Evolution of the angry young man

The grass had grown long enough to need cut this past summer, and I pulled the mower out of the makeshift shed at the top of our property. I started it and took it on long swipes across our sloping lawn. I’ve always found cutting the grass calming. There is a clear sense of accomplishment; I can see what I’ve done and what I need to do. Simplicity clears the mind.

Over the drone of the mower I heard an unnerving thought: I want a house.

It was an insanely adult idea. I don’t want a house with a five-car garage, a swimming pool and hordes of nameless beautiful women hanging around. I just want a house, like the one I grew up in. I want my things to be in that house. Ordinary things.

This absolutely has to be growing up. The practicality is killing me inside. I’ve quit smoking because it is bad for me. I only want to drink in small groups. Tattoos on the small of girl’s back turn me off.

I even drive the speed limit.

I lived in the Centre Plaza apartment building in Shadyside while attending main campus. The streets in Shadyside are named things like Devonshire and Ellsworth and are lined with stone English Tudor houses. The neighborhood looks like a garden, a place silently kept by an old man. It was peace on the edge of Oakland’s constant and rancid movements.

The quiet walks home from class through Shadyside kept me from being a danger to myself. I had my own bedroom on the sixth-story that had its own lock. I had two quiet roommates, and I only saw the one guy 12 times that semester — yes, I counted. I kept my space clean and bare, and no one came into it unless I unlocked the door.

My first night back at UPG, I stared across a dark room at a strange redheaded man lying in a bed a few feet from me. He made noises and I could practically feel his bodyheat he was so close.

What the hell are you doing in my room? I thought. His name is Dan. He’s my roommate. This had never bothered me before.

The guys who live above me, they yell. They yell and they stomp and they drop 50 pound weights on the floor, train elephants, build airplanes, kill ants with hammers. I don’t know what they’re doing but it’s loud. They’ve blown out my bedroom lightbulbs twice.

I get angry and I holler.

“I’m only asking you not to be dicks,” I said to them while standing in their doorway. That was right before the lights blew out the second time. They thought that was funny.

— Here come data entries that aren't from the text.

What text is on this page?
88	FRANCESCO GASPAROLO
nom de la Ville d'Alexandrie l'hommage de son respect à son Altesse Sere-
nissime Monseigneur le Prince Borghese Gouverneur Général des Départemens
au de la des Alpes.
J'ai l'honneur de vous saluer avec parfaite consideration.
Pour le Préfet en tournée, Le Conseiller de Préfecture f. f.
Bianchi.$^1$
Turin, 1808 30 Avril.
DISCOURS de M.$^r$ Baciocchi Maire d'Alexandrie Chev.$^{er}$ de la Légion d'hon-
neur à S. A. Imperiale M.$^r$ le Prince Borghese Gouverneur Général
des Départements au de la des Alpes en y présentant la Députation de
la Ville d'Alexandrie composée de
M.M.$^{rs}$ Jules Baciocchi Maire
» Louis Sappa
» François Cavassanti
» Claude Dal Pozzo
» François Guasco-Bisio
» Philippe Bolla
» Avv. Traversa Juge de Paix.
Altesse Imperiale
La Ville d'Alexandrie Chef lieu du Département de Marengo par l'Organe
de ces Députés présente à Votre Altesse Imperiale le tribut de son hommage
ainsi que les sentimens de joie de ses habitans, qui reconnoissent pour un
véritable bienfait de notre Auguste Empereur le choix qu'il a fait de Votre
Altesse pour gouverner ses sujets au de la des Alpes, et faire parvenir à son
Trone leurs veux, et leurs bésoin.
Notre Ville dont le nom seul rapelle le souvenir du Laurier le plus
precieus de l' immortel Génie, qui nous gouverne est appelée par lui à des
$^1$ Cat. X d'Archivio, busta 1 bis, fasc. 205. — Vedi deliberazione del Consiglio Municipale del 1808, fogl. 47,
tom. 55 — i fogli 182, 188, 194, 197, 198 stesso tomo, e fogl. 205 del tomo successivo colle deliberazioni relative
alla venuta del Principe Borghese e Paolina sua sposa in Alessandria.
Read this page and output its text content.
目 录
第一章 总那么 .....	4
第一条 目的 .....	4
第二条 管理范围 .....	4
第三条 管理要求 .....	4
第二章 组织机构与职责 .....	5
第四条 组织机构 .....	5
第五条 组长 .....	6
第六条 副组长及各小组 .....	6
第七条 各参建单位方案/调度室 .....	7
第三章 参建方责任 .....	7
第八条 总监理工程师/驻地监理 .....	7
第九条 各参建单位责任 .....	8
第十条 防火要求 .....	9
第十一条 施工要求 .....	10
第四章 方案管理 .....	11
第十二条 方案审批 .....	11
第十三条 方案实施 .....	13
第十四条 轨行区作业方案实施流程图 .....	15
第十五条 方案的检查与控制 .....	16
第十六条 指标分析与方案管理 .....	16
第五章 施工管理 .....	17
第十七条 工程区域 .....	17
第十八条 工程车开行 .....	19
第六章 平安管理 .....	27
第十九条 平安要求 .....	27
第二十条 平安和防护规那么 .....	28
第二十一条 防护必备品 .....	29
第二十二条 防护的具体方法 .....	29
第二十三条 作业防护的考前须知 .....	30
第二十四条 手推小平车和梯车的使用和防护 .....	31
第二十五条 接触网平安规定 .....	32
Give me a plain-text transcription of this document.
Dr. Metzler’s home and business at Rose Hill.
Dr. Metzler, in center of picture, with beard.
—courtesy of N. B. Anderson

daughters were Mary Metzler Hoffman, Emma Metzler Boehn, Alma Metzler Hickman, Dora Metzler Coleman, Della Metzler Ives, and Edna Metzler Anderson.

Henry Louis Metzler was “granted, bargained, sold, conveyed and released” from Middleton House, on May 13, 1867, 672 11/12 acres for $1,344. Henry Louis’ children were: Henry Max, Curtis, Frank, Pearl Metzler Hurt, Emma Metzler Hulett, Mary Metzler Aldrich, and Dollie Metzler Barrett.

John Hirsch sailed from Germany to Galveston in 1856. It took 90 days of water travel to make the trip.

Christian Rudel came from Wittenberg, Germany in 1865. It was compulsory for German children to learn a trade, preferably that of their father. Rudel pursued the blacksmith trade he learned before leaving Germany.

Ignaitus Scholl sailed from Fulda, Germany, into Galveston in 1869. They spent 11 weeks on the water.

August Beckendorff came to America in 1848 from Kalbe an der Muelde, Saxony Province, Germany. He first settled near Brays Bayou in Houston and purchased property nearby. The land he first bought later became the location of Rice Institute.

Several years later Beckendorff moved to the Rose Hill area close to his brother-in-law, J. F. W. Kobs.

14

My sense of humor failed when my one roommate came home and passed out on the bathroom floor. I didn’t go, “Oh man, he’s so wasted. Let’s draw a penis on his face!”

“Get him in bed,” I said to two of the guys from upstairs, “then leave.” Later that night, the African fertility dances began.

I’m not without guilt. My freshman year we played football in the room. We threw a football at the fire alarm till it went off. We broke lamps, doors, furniture. We found a couch in someone’s trash and hauled it back to the Courts. We paid two guys 20 bucks a piece to sleep together on the couch all night. We had fun.

Now, I’m a junior and I just want my degree.

Maybe I was this lame all along and just fighting a bitter battle against it. After all, being young has always made me nervous. In high school, no matter how far in the woods the party was, word was the cops had heard about it and they were coming.

“I don’t give a shit,” I’d say, “cops aren’t coming here — this is Carnwath.” Carnwath is a road with a mobile home beside it that’s 10 miles from the nearest mobile home. Though I acted tough, I was horrified the cops would show. I was the dude strolling into the woods at the first sight of headlights. I knew I had this whole life as an adult coming up.

The idea was abstract, vague — like trying to imagine forever. Old isn’t a day I can assign a number. I can’t cower as I watch it barrel down on me with all the force of this universe of unbreakable laws. Instead, I’ll take it in blows; it will ruin me moment by moment.

And after long, I’ll be standing in front of my house bitching about the neighborhood kids walking on my grass. I’ll be very particular about my grass.